Mientras Gabe volaba hacia ella, Rebecca salió volando hacia él. Y le pareció completamente lógico arrojarse a sus brazos. Cualquier mujer habría comprendido perfectamente aquel impulso.
Sin embargo, Gabe no parecía ver las cosas de la misma forma.
Capítulo 3
Rebecca corría de tal manera por el pasillo que Gabe asumió lógicamente que la perseguía un ejército de monstruos, de diablos… o quizá un asesino. Y podía llevar retirado más de siete años de las Fuerzas Especiales, pero había algunas respuestas que eran instintivas en él. De modo que se abalanzó hacia Rebecca con intención de agarrarla, colocarla tras él y protegerla y se dispuso a enfrentarse a un serio peligro.
Estaba preparado para enfrentarse a cualquier cosa… excepto a que una estúpida mujer se arrojara a sus brazos. El abrazo fue tan exuberante como repentino. Y quizá Rebecca pretendiera besarle en la mejilla, pero el caso fue que sus labios se posaron prácticamente a la altura de su boca. Y fue como el impacto de una bala.
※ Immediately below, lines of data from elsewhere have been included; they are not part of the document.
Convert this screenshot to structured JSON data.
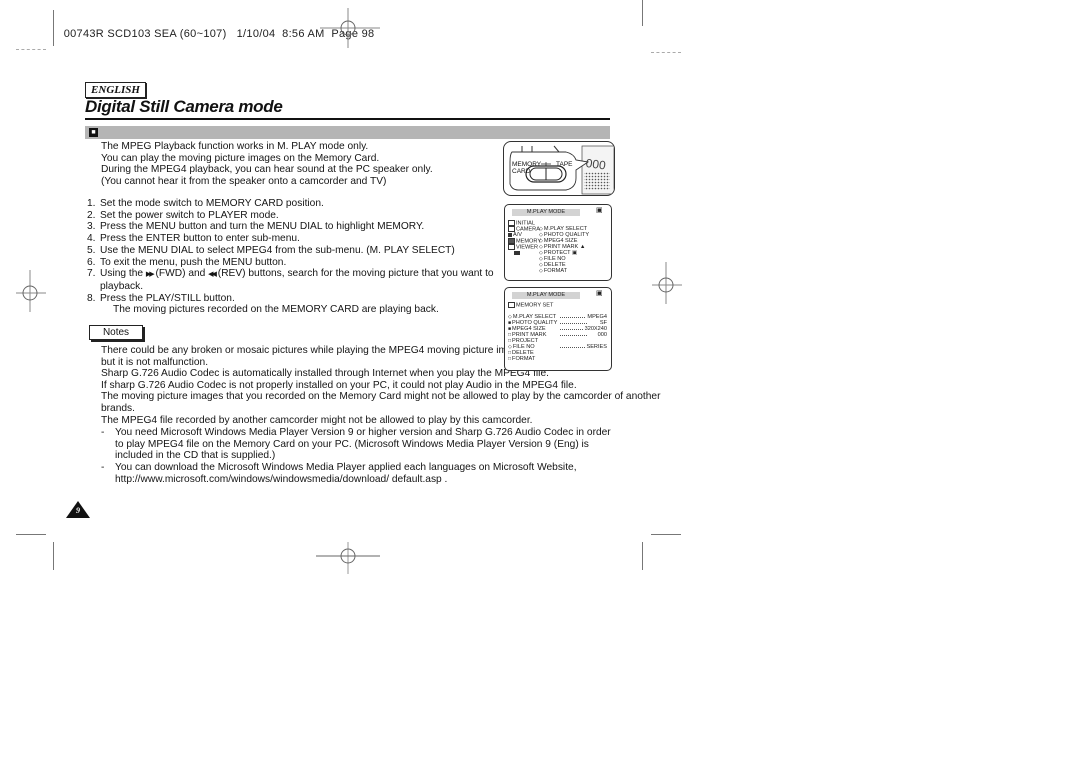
{
  "print_header": {
    "job": "00743R SCD103 SEA (60~107)",
    "date": "1/10/04",
    "time": "8:56 AM",
    "page_label": "Page",
    "page_number": "98"
  },
  "language_tab": "ENGLISH",
  "page_title": "Digital Still Camera mode",
  "section_icon": "mpeg-playback-icon",
  "intro": [
    "The MPEG Playback function works in M. PLAY mode only.",
    "You can play the moving picture images on the Memory Card.",
    "During the MPEG4 playback, you can hear sound at the PC speaker only.",
    "(You cannot hear it from the speaker onto a camcorder and TV)"
  ],
  "steps": [
    {
      "num": "1.",
      "text": "Set the mode switch to MEMORY CARD position."
    },
    {
      "num": "2.",
      "text": "Set the power switch to PLAYER mode."
    },
    {
      "num": "3.",
      "text": "Press the MENU button and turn the MENU DIAL to highlight MEMORY."
    },
    {
      "num": "4.",
      "text": "Press the ENTER button to enter sub-menu."
    },
    {
      "num": "5.",
      "text": "Use the MENU DIAL to select MPEG4 from the sub-menu. (M. PLAY SELECT)"
    },
    {
      "num": "6.",
      "text": "To exit the menu, push the MENU button."
    },
    {
      "num": "7.",
      "text_a": "Using the",
      "fwd_icon": "▶▶",
      "text_b": "(FWD) and",
      "rev_icon": "◀◀",
      "text_c": "(REV) buttons, search for the moving picture that you want to",
      "text_d": "playback."
    },
    {
      "num": "8.",
      "text": "Press the PLAY/STILL button.",
      "subtext": "The moving pictures recorded on the MEMORY CARD are playing back."
    }
  ],
  "notes": {
    "label": "Notes",
    "lines": [
      "There could be any broken or mosaic pictures while playing the MPEG4 moving picture images,",
      "but it is not malfunction.",
      "Sharp G.726 Audio Codec is automatically installed through Internet when you play the MPEG4 file.",
      "If sharp G.726 Audio Codec is not properly installed on your PC, it could not play Audio in the MPEG4 file.",
      "The moving picture images that you recorded on the Memory Card might not be allowed to play by the camcorder of another",
      "brands.",
      "The MPEG4 file recorded by another camcorder might not be allowed to play by this camcorder."
    ],
    "dash_items": [
      {
        "bullet": "-",
        "text": "You need Microsoft Windows Media Player Version 9 or higher version and Sharp G.726 Audio Codec in order to play MPEG4 file on the Memory Card on your PC. (Microsoft Windows Media Player Version 9 (Eng) is included in the CD that is supplied.)"
      },
      {
        "bullet": "-",
        "text": "You can download the Microsoft Windows Media Player applied each languages on Microsoft Website,",
        "url": "http://www.microsoft.com/windows/windowsmedia/download/ default.asp ."
      }
    ]
  },
  "camera_illustration": {
    "label_memory": "MEMORY",
    "label_card": "CARD",
    "label_tape": "TAPE"
  },
  "screen1": {
    "header": "M.PLAY MODE",
    "mode_badge": "▣",
    "left_menu": [
      "INITIAL",
      "CAMERA",
      "A/V",
      "MEMORY",
      "VIEWER"
    ],
    "right_menu": [
      "M.PLAY SELECT",
      "PHOTO QUALITY",
      "MPEG4 SIZE",
      "PRINT MARK",
      "PROTECT",
      "FILE NO",
      "DELETE",
      "FORMAT"
    ]
  },
  "screen2": {
    "header": "M.PLAY MODE",
    "mode_badge": "▣",
    "section": "MEMORY SET",
    "rows": [
      {
        "label": "M.PLAY SELECT",
        "value": "MPEG4"
      },
      {
        "label": "PHOTO QUALITY",
        "value": "SF"
      },
      {
        "label": "MPEG4 SIZE",
        "value": "320X240"
      },
      {
        "label": "PRINT MARK",
        "value": "000"
      },
      {
        "label": "PROJECT",
        "value": ""
      },
      {
        "label": "FILE NO",
        "value": "SERIES"
      },
      {
        "label": "DELETE",
        "value": ""
      },
      {
        "label": "FORMAT",
        "value": ""
      }
    ]
  },
  "page_number": "9"
}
A Gabe le habían disparado en dos ocasiones. Aquella era una experiencia imposible de olvidar. Pero no le había dolido ninguna de las veces, al menos en el momento del impacto. Había sido algo así como una quemadura repentina, como un estallido de penetrante calor.
Pero las balas no tenían nada que ver con Rebecca. Gabe sabía que Rebecca era un problema. Y también que apartar las manos de ella era la única forma de evitarlo. Pero al principio la agarró porque su cerebro todavía estaba respondiendo a la amenaza de peligro. En un primer momento, la adrenalina corría por sus venas a la velocidad de la luz. Una milésima de segundo después, la oleada de adrenalina fue saboteada por el incontenible fluir de la testosterona.
El larguísimo pasillo estaba a oscuras y tan vacío que los latidos de su corazón parecían resonar en medio del silencio. Y fuera cual fuera el motivo por el que Rebecca lo había abrazado, de pronto, la escritora retrocedió. El terciopelo de sus ojos acarició los ojos de Gabe. La sonrisa que curvaba sus labios se suavizó. No dejó caer los brazos. No hizo nada de lo que habría hecho cualquier mujer en su sano juicio. Sino que se puso de puntillas y lo besó.
Rebecca sabía como el viento de la primavera y como la inocencia. Sabía como nada de lo que había habido en la vida de Gabe desde hacía mucho, mucho tiempo… Sabía como algo que Gabe jamás había deseado o echado de menos, maldita fuera. Al menos hasta ese momento. La boca de Rebecca era más suave que el trasero de un bebé, la fragancia de su piel era más saludable que el jabón de marfil y llevaba algo en la mano con lo que le rozó el cuello. ¿Un papel, quizá? Pero Rebecca hundió de pronto la otra mano en su pelo y dejó que sus pequeños senos se aplastaran contra su pecho. Y Gabe dejó de respirar.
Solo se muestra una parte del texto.